Из дома выбежал Славко. Щурясь, он с любопытсвом глядел на все, что творилось во дворе.
— Забирают у нас машины? — восторженно выкрикнул он.
Дурачок, разве тебе понять, что это значит, когда у твоего отца забирают машины?
Мальчик посмотрел на мать, смерил взглядом Эрнеста, механика и Яно Мацко, насупился, наморщил нос и вдруг дернул Эрнеста за рукав:
— Дядя, зачем вы забираете у нас машины?
Эрнест погладил его по голове; казалось, он хочет прижать его к себе:
— Мы не забираем. Мы пришли, чтобы купить их. Продашь?
Мальчик пожал плечами.
Сила зашипел: «Скотина!» — и сплюнул сквозь зубы. Он не мог видеть, как Эрнест гладит мальчика, — ведь он пришел, чтобы пустить по миру Славкиного отца!
Зачем он это делает? Неужто он думает, что Балаж — богач какой-нибудь, которому ничего не стоит расстаться с машинами? Дом у Балажей отличный, но на машинах висит долг, дядя и тетка работают как проклятые, а живут скромно, можно сказать — бедно. Хотя Балажова и слывет отличной поварихой, питаются они чуть ли не впроголодь. Кофе варят жиденький, а мясную подливку разбавляет горячей водой. Правда, когда приходят гости, то стол ломится от еды, но это они так, пыль в глаза пускают.
Балаж — не Грофик, просто он старательный, работящий человек, зачем же его-то разорять? Но разве Эрнеста это волнует? Хорошо, что я не сказал ему о покрышках. И никогда не скажу. По мне, пусть «фордзон» стоит под навесом хоть до Страшного суда, мне плевать! Всегда, когда кажется, что моя жизнь налаживается, приходит этот колченогий со своими сатанинскими выдумками и все рушит.
Сила шагнул к Эрнесту.
— И не стыдно тебе? — спросил он вызывающе.
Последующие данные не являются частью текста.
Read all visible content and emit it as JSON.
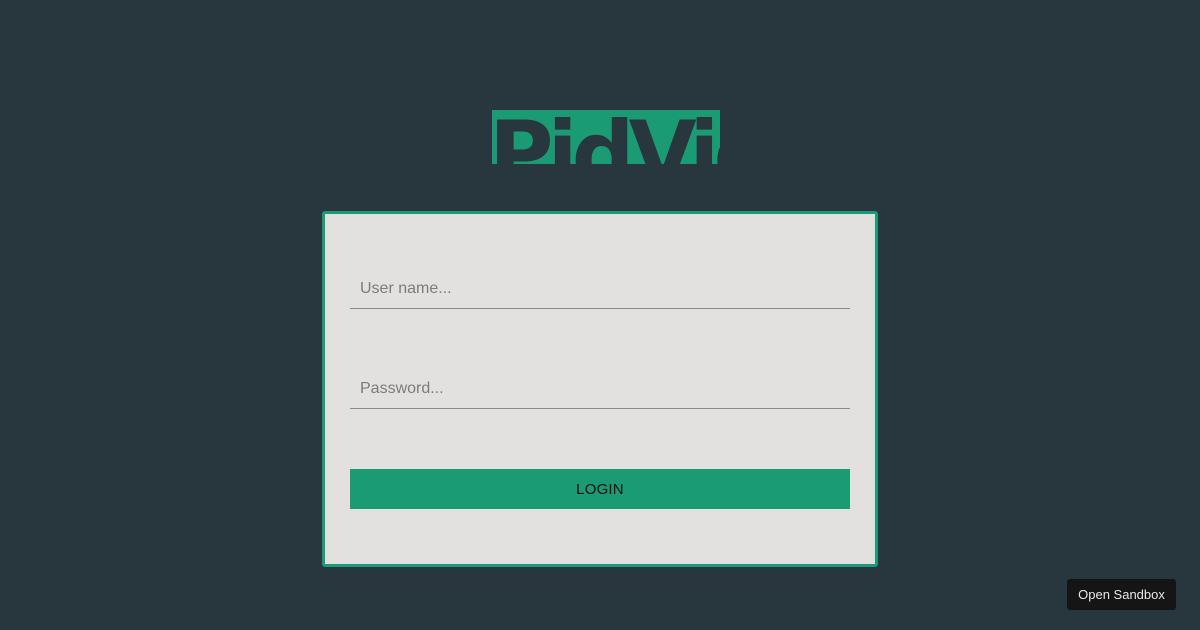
{
  "logo": {
    "text": "PidVid"
  },
  "login_form": {
    "username_placeholder": "User name...",
    "password_placeholder": "Password...",
    "login_label": "LOGIN"
  },
  "sandbox": {
    "label": "Open Sandbox"
  },
  "colors": {
    "background": "#27373d",
    "accent": "#1b9b73",
    "card": "#e3e0e0"
  }
}
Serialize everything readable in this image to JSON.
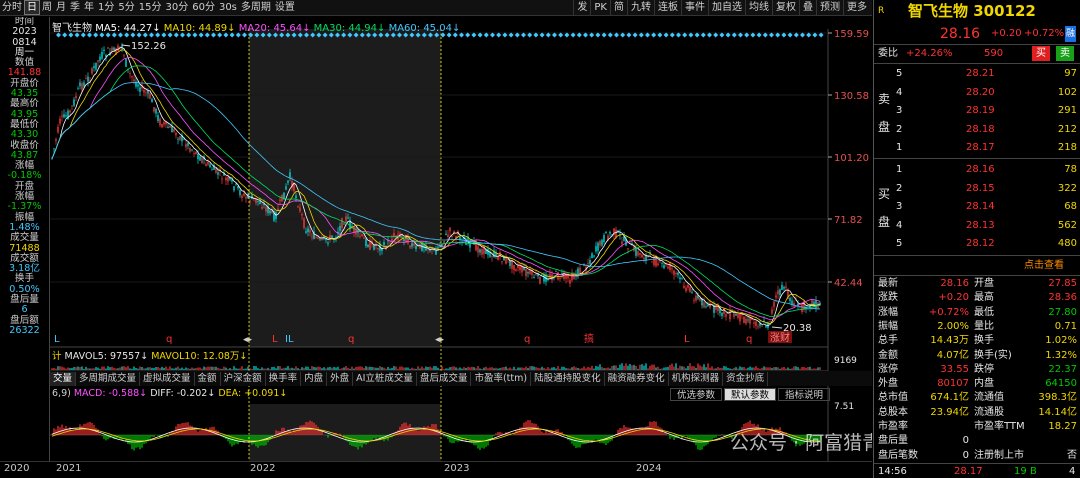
{
  "toolbar": {
    "left": [
      "分时",
      "日",
      "周",
      "月",
      "季",
      "年",
      "1分",
      "5分",
      "15分",
      "30分",
      "60分",
      "30s",
      "多周期",
      "设置"
    ],
    "active_index": 1,
    "right": [
      "发",
      "PK",
      "简",
      "九转",
      "连板",
      "事件",
      "加自选",
      "均线",
      "复权",
      "叠",
      "预测",
      "更多"
    ]
  },
  "left_panel": [
    {
      "t": "时间",
      "c": "lab"
    },
    {
      "t": "2023",
      "c": "white"
    },
    {
      "t": "0814",
      "c": "white"
    },
    {
      "t": "周一",
      "c": "white"
    },
    {
      "t": "数值",
      "c": "lab"
    },
    {
      "t": "141.88",
      "c": "red"
    },
    {
      "t": "开盘价",
      "c": "lab"
    },
    {
      "t": "43.35",
      "c": "green"
    },
    {
      "t": "最高价",
      "c": "lab"
    },
    {
      "t": "43.95",
      "c": "green"
    },
    {
      "t": "最低价",
      "c": "lab"
    },
    {
      "t": "43.30",
      "c": "green"
    },
    {
      "t": "收盘价",
      "c": "lab"
    },
    {
      "t": "43.87",
      "c": "green"
    },
    {
      "t": "涨幅",
      "c": "lab"
    },
    {
      "t": "-0.18%",
      "c": "green"
    },
    {
      "t": "开盘",
      "c": "lab"
    },
    {
      "t": "涨幅",
      "c": "lab"
    },
    {
      "t": "-1.37%",
      "c": "green"
    },
    {
      "t": "振幅",
      "c": "lab"
    },
    {
      "t": "1.48%",
      "c": "cyan"
    },
    {
      "t": "成交量",
      "c": "lab"
    },
    {
      "t": "71488",
      "c": "yellow"
    },
    {
      "t": "成交额",
      "c": "lab"
    },
    {
      "t": "3.18亿",
      "c": "cyan"
    },
    {
      "t": "换手",
      "c": "lab"
    },
    {
      "t": "0.50%",
      "c": "cyan"
    },
    {
      "t": "盘后量",
      "c": "lab"
    },
    {
      "t": "6",
      "c": "cyan"
    },
    {
      "t": "盘后额",
      "c": "lab"
    },
    {
      "t": "26322",
      "c": "cyan"
    }
  ],
  "ma_legend": {
    "name": "智飞生物",
    "ma5": "MA5: 44.27↓",
    "ma10": "MA10: 44.89↓",
    "ma20": "MA20: 45.64↓",
    "ma30": "MA30: 44.94↓",
    "ma60": "MA60: 45.04↓"
  },
  "price_axis": [
    "159.59",
    "130.58",
    "101.20",
    "71.82",
    "42.44"
  ],
  "annotations": {
    "high": "152.26",
    "low": "20.38",
    "tag_low": "涨财"
  },
  "markers": [
    {
      "t": "L"
    },
    {
      "t": "q"
    },
    {
      "t": "L"
    },
    {
      "t": "IL"
    },
    {
      "t": "q"
    },
    {
      "t": "q"
    },
    {
      "t": "搞"
    },
    {
      "t": "L"
    },
    {
      "t": "q"
    }
  ],
  "volume_line": {
    "prefix": "计",
    "mavol5": "MAVOL5: 97557↓",
    "mavol10": "MAVOL10: 12.08万↓",
    "axis_top": "9169"
  },
  "indicator_tabs": [
    "交量",
    "多周期成交量",
    "虚拟成交量",
    "金额",
    "沪深金额",
    "换手率",
    "内盘",
    "外盘",
    "AI立桩成交量",
    "盘后成交量",
    "市盈率(ttm)",
    "陆股通持股变化",
    "融资融券变化",
    "机构探测器",
    "资金抄底"
  ],
  "indicator_selected": 0,
  "macd_line": {
    "param": "6,9)",
    "macd": "MACD: -0.588↓",
    "diff": "DIFF: -0.202↓",
    "dea": "DEA: +0.091↓"
  },
  "macd_axis_top": "7.51",
  "opts": [
    "优选参数",
    "默认参数",
    "指标说明"
  ],
  "opts_selected": 1,
  "years": [
    "2020",
    "2021",
    "2022",
    "2023",
    "2024"
  ],
  "watermark": "公众号 · 阿富猎青",
  "rp": {
    "code_tag": "R",
    "title": "智飞生物 300122",
    "price": "28.16",
    "chg": "+0.20",
    "pct": "+0.72%",
    "flag": "融",
    "wb_label": "委比",
    "wb": "+24.26%",
    "wc": "590",
    "buy_btn": "买",
    "sell_btn": "卖",
    "sell_label": [
      "卖",
      "盘"
    ],
    "buy_label": [
      "买",
      "盘"
    ],
    "sells": [
      {
        "n": "5",
        "p": "28.21",
        "v": "97"
      },
      {
        "n": "4",
        "p": "28.20",
        "v": "102"
      },
      {
        "n": "3",
        "p": "28.19",
        "v": "291"
      },
      {
        "n": "2",
        "p": "28.18",
        "v": "212"
      },
      {
        "n": "1",
        "p": "28.17",
        "v": "218"
      }
    ],
    "buys": [
      {
        "n": "1",
        "p": "28.16",
        "v": "78"
      },
      {
        "n": "2",
        "p": "28.15",
        "v": "322"
      },
      {
        "n": "3",
        "p": "28.14",
        "v": "68"
      },
      {
        "n": "4",
        "p": "28.13",
        "v": "562"
      },
      {
        "n": "5",
        "p": "28.12",
        "v": "480"
      }
    ],
    "dianji": "点击查看",
    "stats": [
      [
        "最新",
        "28.16",
        "red",
        "开盘",
        "27.85",
        "red"
      ],
      [
        "涨跌",
        "+0.20",
        "red",
        "最高",
        "28.36",
        "red"
      ],
      [
        "涨幅",
        "+0.72%",
        "red",
        "最低",
        "27.80",
        "green"
      ],
      [
        "振幅",
        "2.00%",
        "yellow",
        "量比",
        "0.71",
        "yellow"
      ],
      [
        "总手",
        "14.43万",
        "yellow",
        "换手",
        "1.02%",
        "yellow"
      ],
      [
        "金额",
        "4.07亿",
        "yellow",
        "换手(实)",
        "1.32%",
        "yellow"
      ],
      [
        "涨停",
        "33.55",
        "red",
        "跌停",
        "22.37",
        "green"
      ],
      [
        "外盘",
        "80107",
        "red",
        "内盘",
        "64150",
        "green"
      ],
      [
        "总市值",
        "674.1亿",
        "yellow",
        "流通值",
        "398.3亿",
        "yellow"
      ],
      [
        "总股本",
        "23.94亿",
        "yellow",
        "流通股",
        "14.14亿",
        "yellow"
      ],
      [
        "市盈率",
        "",
        "white",
        "市盈率TTM",
        "18.27",
        "yellow"
      ],
      [
        "盘后量",
        "0",
        "white",
        "",
        "",
        "white"
      ],
      [
        "盘后笔数",
        "0",
        "white",
        "注册制上市",
        "否",
        "white"
      ]
    ],
    "tick": {
      "time": "14:56",
      "price": "28.17",
      "vol": "19",
      "dir": "B",
      "n": "4"
    }
  }
}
Эрнест посмотрел куда-то поверх его головы, достал сигарету и щелкнул зажигалкой.
— Что вы там копаетесь? — крикнул он Яно и механику.
Механик запустил мотор; снова это у него получилось неумело, трактор подпрыгнул, запыхтел, выехал в ворота, волоча за собой молотилку и элеватор. Тракторный плуг лежал на молотилке, его сошники сверкали как обнаженные мечи. В грохот машин врезались воющие причитания Агаты.
— Скажи Имро, чтобы вечером пришел ко мне! — Эрнест старался перекричать грохот и плач. — Скажи, что я буду ждать его. — Потом посмотрел на Силу и крикнул ему тоже: — И ты зайди, давно не был у нас!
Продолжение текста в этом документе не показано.